The license is granted to the person, the underlying bond is written on a surety insurer's paper, and eight states plus the District of Columbia do not permit commercial bail at all. California licenses bail agents through CDI under Insurance Code §§ 1800-1823; Texas regulates at the county level through bail bond boards under Occupations Code Chapter 1704; Florida regulates through DFS under Chapter 648; New York regulates through DFS under Insurance Law Article 68 with statutory premium caps.

Medicaid Transportation

NEMT (Non-Emergency Medical Transportation)
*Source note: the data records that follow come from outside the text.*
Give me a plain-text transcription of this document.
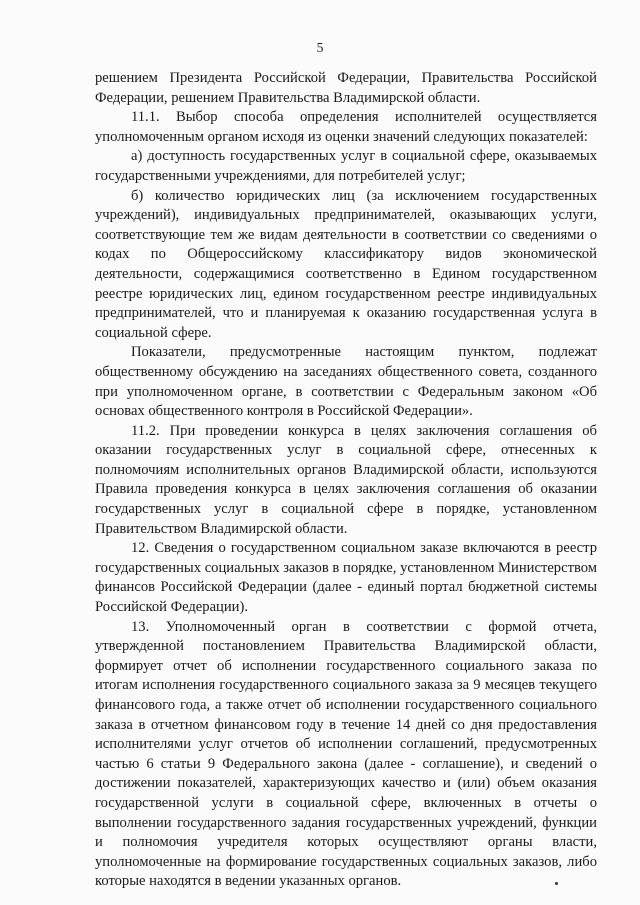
5

решением Президента Российской Федерации, Правительства Российской Федерации, решением Правительства Владимирской области.

11.1. Выбор способа определения исполнителей осуществляется уполномоченным органом исходя из оценки значений следующих показателей:

а) доступность государственных услуг в социальной сфере, оказываемых государственными учреждениями, для потребителей услуг;

б) количество юридических лиц (за исключением государственных учреждений), индивидуальных предпринимателей, оказывающих услуги, соответствующие тем же видам деятельности в соответствии со сведениями о кодах по Общероссийскому классификатору видов экономической деятельности, содержащимися соответственно в Едином государственном реестре юридических лиц, едином государственном реестре индивидуальных предпринимателей, что и планируемая к оказанию государственная услуга в социальной сфере.

Показатели, предусмотренные настоящим пунктом, подлежат общественному обсуждению на заседаниях общественного совета, созданного при уполномоченном органе, в соответствии с Федеральным законом «Об основах общественного контроля в Российской Федерации».

11.2. При проведении конкурса в целях заключения соглашения об оказании государственных услуг в социальной сфере, отнесенных к полномочиям исполнительных органов Владимирской области, используются Правила проведения конкурса в целях заключения соглашения об оказании государственных услуг в социальной сфере в порядке, установленном Правительством Владимирской области.

12. Сведения о государственном социальном заказе включаются в реестр государственных социальных заказов в порядке, установленном Министерством финансов Российской Федерации (далее - единый портал бюджетной системы Российской Федерации).

13. Уполномоченный орган в соответствии с формой отчета, утвержденной постановлением Правительства Владимирской области, формирует отчет об исполнении государственного социального заказа по итогам исполнения государственного социального заказа за 9 месяцев текущего финансового года, а также отчет об исполнении государственного социального заказа в отчетном финансовом году в течение 14 дней со дня предоставления исполнителями услуг отчетов об исполнении соглашений, предусмотренных частью 6 статьи 9 Федерального закона (далее - соглашение), и сведений о достижении показателей, характеризующих качество и (или) объем оказания государственной услуги в социальной сфере, включенных в отчеты о выполнении государственного задания государственных учреждений, функции и полномочия учредителя которых осуществляют органы власти, уполномоченные на формирование государственных социальных заказов, либо которые находятся в ведении указанных органов.
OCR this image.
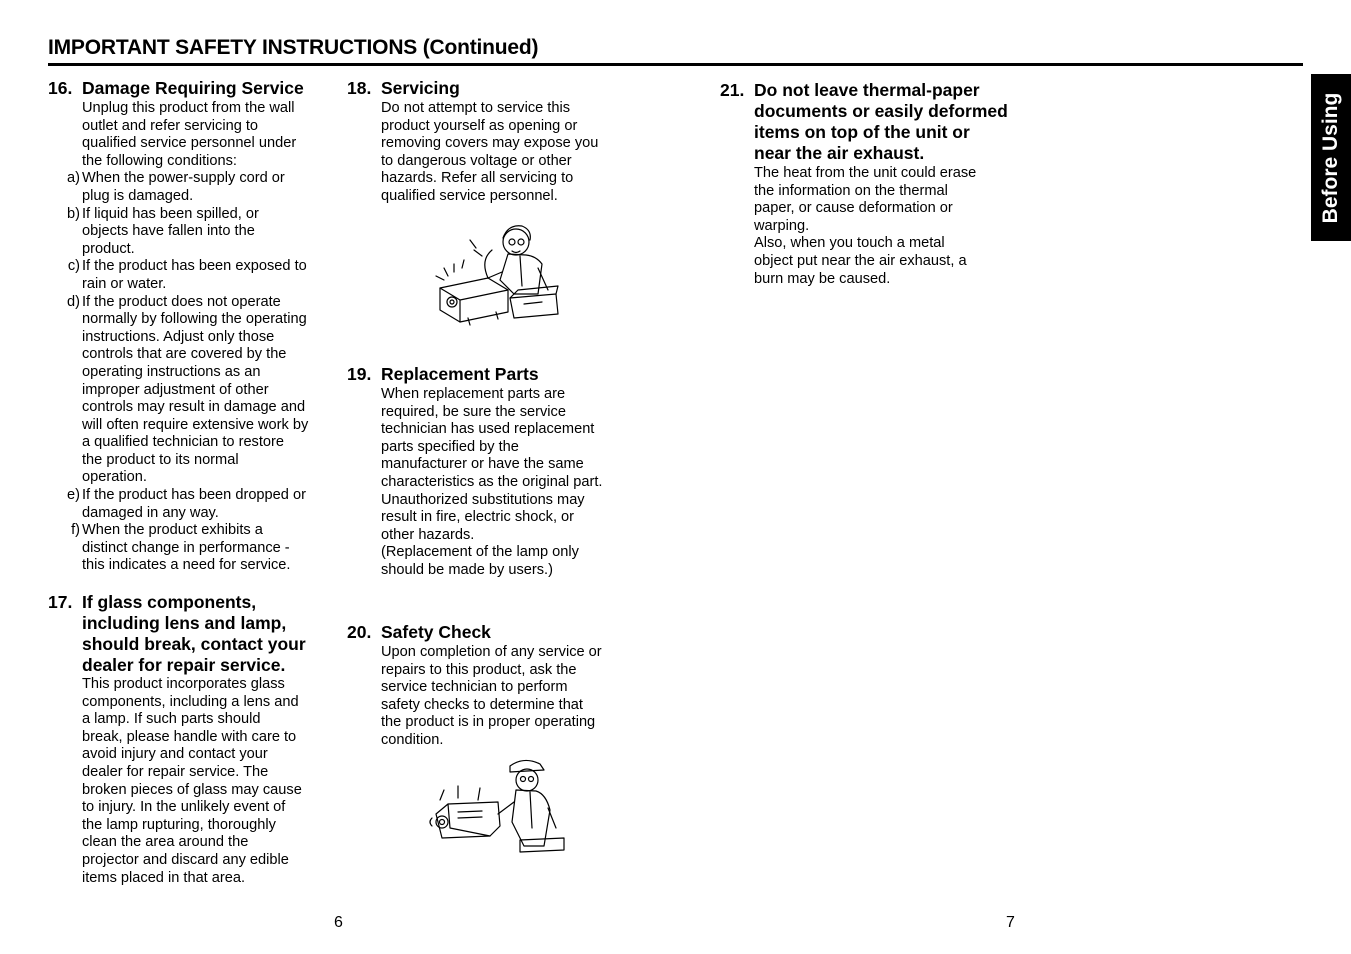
IMPORTANT SAFETY INSTRUCTIONS (Continued)
Before Using
16. Damage Requiring Service
Unplug this product from the wall
outlet and refer servicing to
qualified service personnel under
the following conditions:
a) When the power-supply cord or
plug is damaged.
b) If liquid has been spilled, or
objects have fallen into the
product.
c) If the product has been exposed to
rain or water.
d) If the product does not operate
normally by following the operating
instructions. Adjust only those
controls that are covered by the
operating instructions as an
improper adjustment of other
controls may result in damage and
will often require extensive work by
a qualified technician to restore
the product to its normal
operation.
e) If the product has been dropped or
damaged in any way.
f) When the product exhibits a
distinct change in performance -
this indicates a need for service.
17. If glass components, including lens and lamp, should break, contact your dealer for repair service.
This product incorporates glass
components, including a lens and
a lamp. If such parts should
break, please handle with care to
avoid injury and contact your
dealer for repair service. The
broken pieces of glass may cause
to injury. In the unlikely event of
the lamp rupturing, thoroughly
clean the area around the
projector and discard any edible
items placed in that area.
18. Servicing
Do not attempt to service this
product yourself as opening or
removing covers may expose you
to dangerous voltage or other
hazards. Refer all servicing to
qualified service personnel.
19. Replacement Parts
When replacement parts are
required, be sure the service
technician has used replacement
parts specified by the
manufacturer or have the same
characteristics as the original part.
Unauthorized substitutions may
result in fire, electric shock, or
other hazards.
(Replacement of the lamp only
should be made by users.)
20. Safety Check
Upon completion of any service or
repairs to this product, ask the
service technician to perform
safety checks to determine that
the product is in proper operating
condition.
21. Do not leave thermal-paper documents or easily deformed items on top of the unit or near the air exhaust.
The heat from the unit could erase
the information on the thermal
paper, or cause deformation or
warping.
Also, when you touch a metal
object put near the air exhaust, a
burn may be caused.
6	7
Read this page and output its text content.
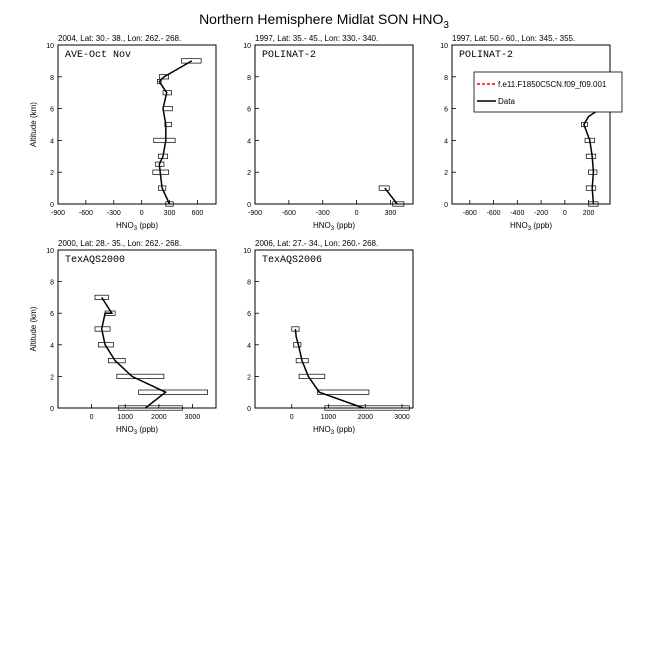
Northern Hemisphere Midlat SON $HNO_3$
2004, Lat: 30.- 38., Lon: 262.- 268.
0
2
4
6
8
10
-900 -600 -300	0	300 600
$HNO_3$ (ppb)
Altitude (km)
AVE-Oct Nov
1997, Lat: 35.- 45., Lon: 330.- 340.
0
2
4
6
8
10
-900	-600	-300	0	300
$HNO_3$ (ppb)
POLINAT-2
1997, Lat: 50.- 60., Lon: 345.- 355.
0
2
4
6
8
10
-800 -600 -400 -200 0 200
$HNO_3$ (ppb)
POLINAT-2
f.e11.F1850C5CN.f09_f09.001
Data
2000, Lat: 28.- 35., Lon: 262.- 268.
0
2
4
6
8
10
0	1000	2000	3000
$HNO_3$ (ppb)
Altitude (km)
TexAQS2000
2006, Lat: 27.- 34., Lon: 260.- 268.
0
2
4
6
8
10
0	1000	2000	3000
$HNO_3$ (ppb)
TexAQS2006
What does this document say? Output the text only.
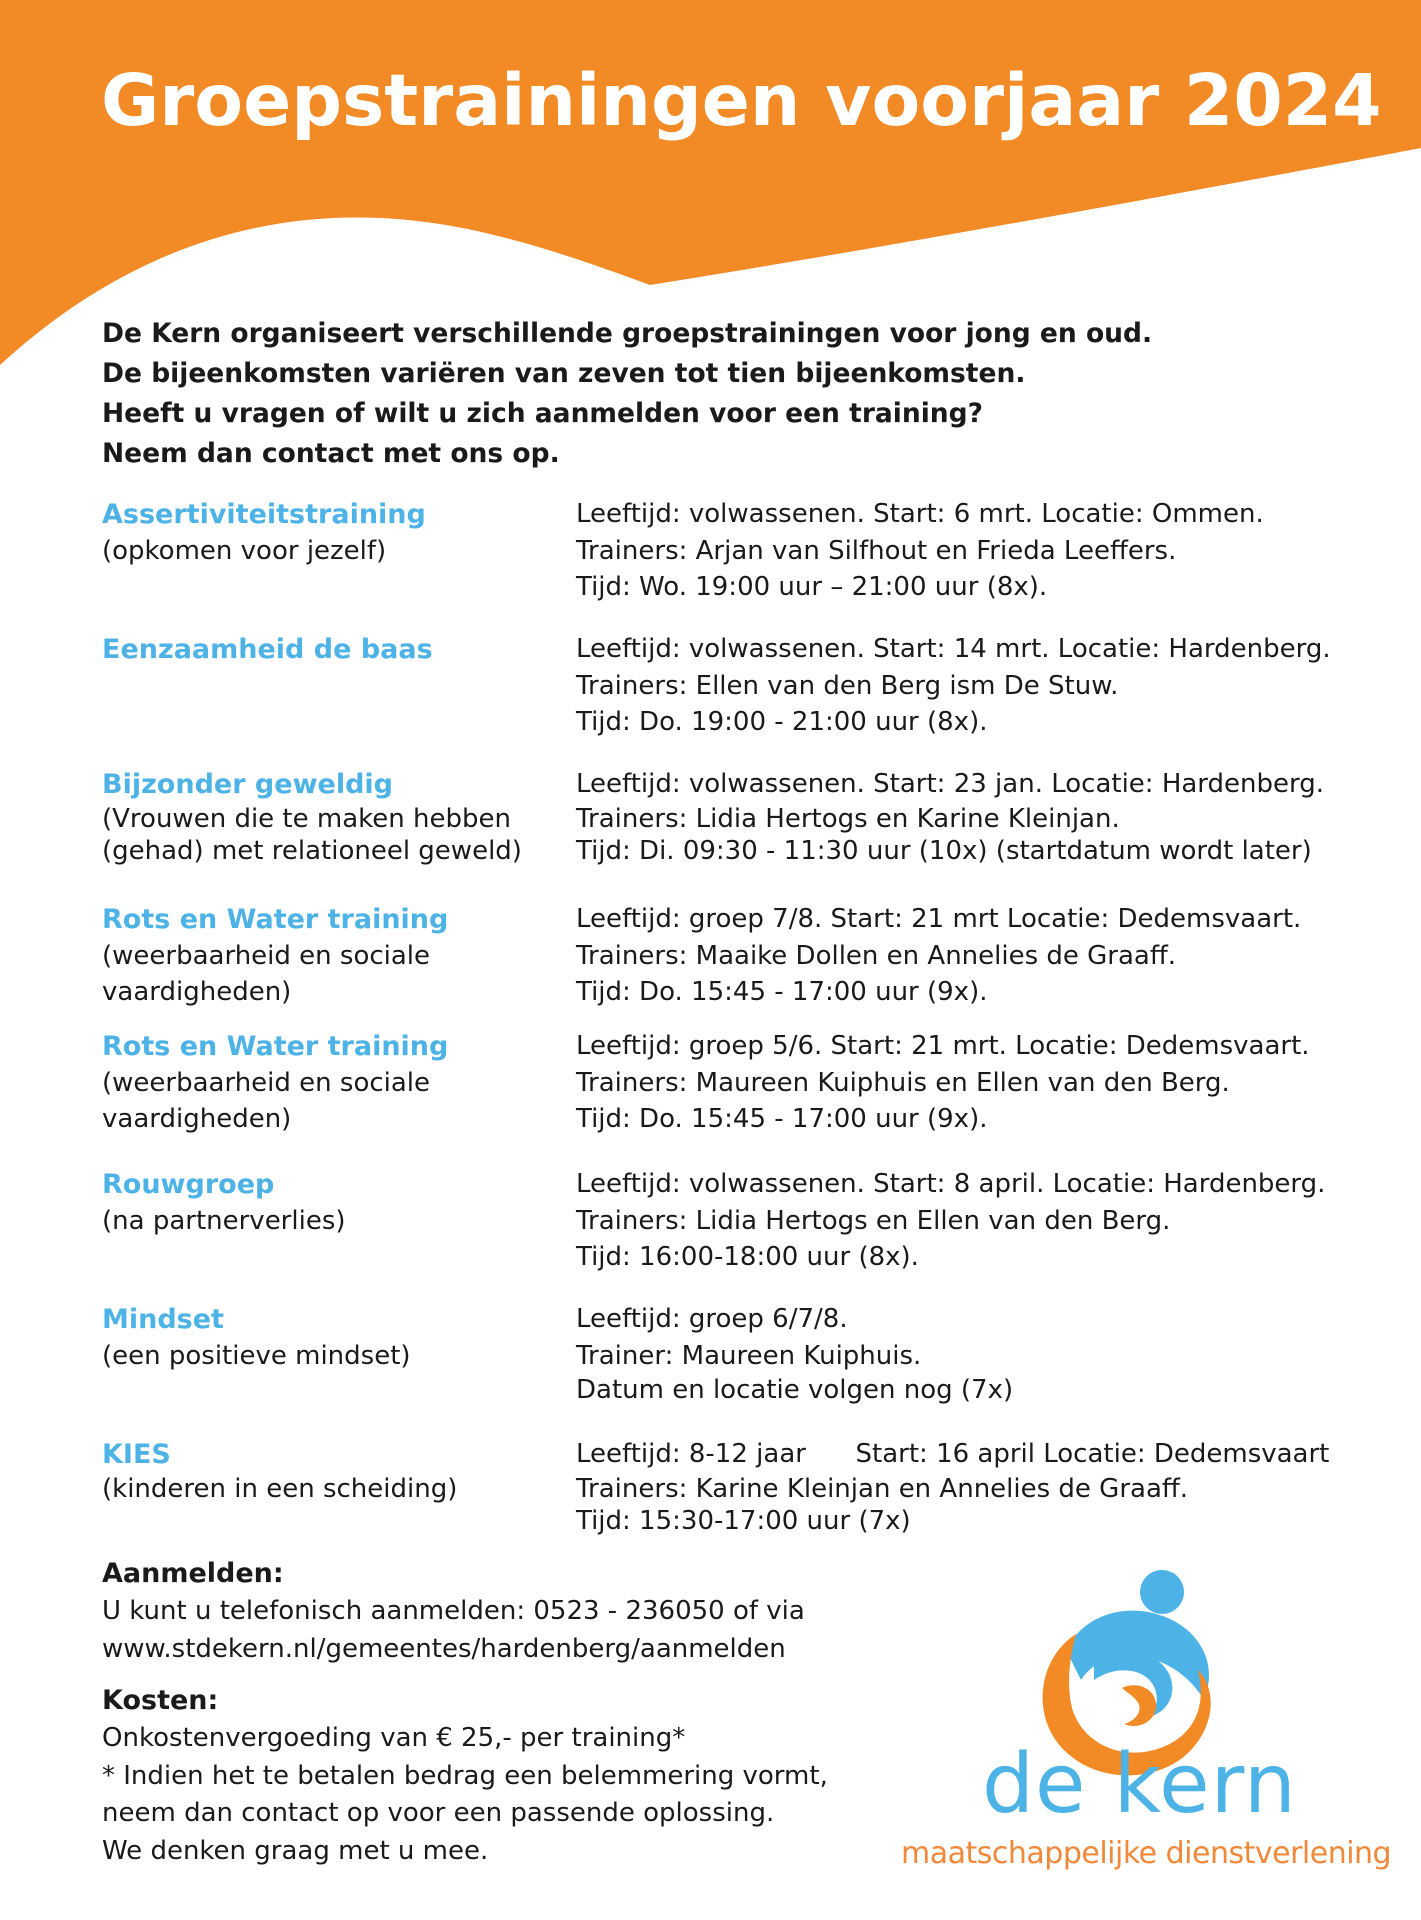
Groepstrainingen voorjaar 2024
De Kern organiseert verschillende groepstrainingen voor jong en oud.
De bijeenkomsten variëren van zeven tot tien bijeenkomsten.
Heeft u vragen of wilt u zich aanmelden voor een training?
Neem dan contact met ons op.
Assertiviteitstraining
(opkomen voor jezelf)
Leeftijd: volwassenen. Start: 6 mrt. Locatie: Ommen.
Trainers: Arjan van Silfhout en Frieda Leeffers.
Tijd: Wo. 19:00 uur – 21:00 uur (8x).
Eenzaamheid de baas	Leeftijd: volwassenen. Start: 14 mrt. Locatie: Hardenberg.
Trainers: Ellen van den Berg ism De Stuw.
Tijd: Do. 19:00 - 21:00 uur (8x).
Bijzonder geweldig
(Vrouwen die te maken hebben
(gehad) met relationeel geweld)
Leeftijd: volwassenen. Start: 23 jan. Locatie: Hardenberg.
Trainers: Lidia Hertogs en Karine Kleinjan.
Tijd: Di. 09:30 - 11:30 uur (10x) (startdatum wordt later)
Rots en Water training
(weerbaarheid en sociale
vaardigheden)
Leeftijd: groep 7/8. Start: 21 mrt Locatie: Dedemsvaart.
Trainers: Maaike Dollen en Annelies de Graaff.
Tijd: Do. 15:45 - 17:00 uur (9x).
Rots en Water training
(weerbaarheid en sociale
vaardigheden)
Leeftijd: groep 5/6. Start: 21 mrt. Locatie: Dedemsvaart.
Trainers: Maureen Kuiphuis en Ellen van den Berg.
Tijd: Do. 15:45 - 17:00 uur (9x).
Rouwgroep
(na partnerverlies)
Leeftijd: volwassenen. Start: 8 april. Locatie: Hardenberg.
Trainers: Lidia Hertogs en Ellen van den Berg.
Tijd: 16:00-18:00 uur (8x).
Mindset
(een positieve mindset)
Leeftijd: groep 6/7/8.
Trainer: Maureen Kuiphuis.
Datum en locatie volgen nog (7x)
KIES
(kinderen in een scheiding)
Leeftijd: 8-12 jaar      Start: 16 april Locatie: Dedemsvaart
Trainers: Karine Kleinjan en Annelies de Graaff.
Tijd: 15:30-17:00 uur (7x)
Aanmelden:
U kunt u telefonisch aanmelden: 0523 - 236050 of via
www.stdekern.nl/gemeentes/hardenberg/aanmelden
Kosten:
Onkostenvergoeding van € 25,- per training*
* Indien het te betalen bedrag een belemmering vormt,
neem dan contact op voor een passende oplossing.
We denken graag met u mee.
de kern
maatschappelijke dienstverlening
Medicaid agencies must assure non-emergency transportation under 42 CFR §§ 440.170 and 431.53 and Social Security Act § 1902(a)(70), and the Consolidated Appropriations Act, 2021 codified this assurance at the state-plan level. States deliver NEMT through four models: in-house state office, MCO carve-in, single statewide broker (Modivcare, MTM), or mixed. Broker subcontracts and MCO network agreements are tied to the provider and do not transfer freely; sales close on portable assets with earn-outs and re-credentialing.

Senior Care

Assisted Living and RCFE

Each state issues its own license: California licenses Residential Care Facilities for the Elderly (RCFE) under Title 22, Division 6, Chapter 8 and Health and Safety Code § 1569; Texas licenses Type A and Type B Assisted Living Facilities under HSC Chapter 247 and 26 TAC Chapter 553; Florida licenses ALFs (Standard, ECC, LNS, LMH) under Chapter 429 Part I and Rule 59A-36; New York certifies Assisted Living Residences (ALR/EALR/SNALR) under Public Health Law Article 46-B. Licenses do not transfer; the buyer files a new application under the state CHOW process.

End-of-Life Services

Funeral Homes and Cemeteries

One of the most consolidated small business industries in North America. Service Corporation International (SCI), Park Lawn, Carriage Services, and Foundation Partners Group together operate roughly 1,500-plus locations and actively acquire independents. Single-location homes typically trade at 4 to 7 times EBITDA depending on acquirer type, with attached crematoriums and cemeteries pushing multiples higher.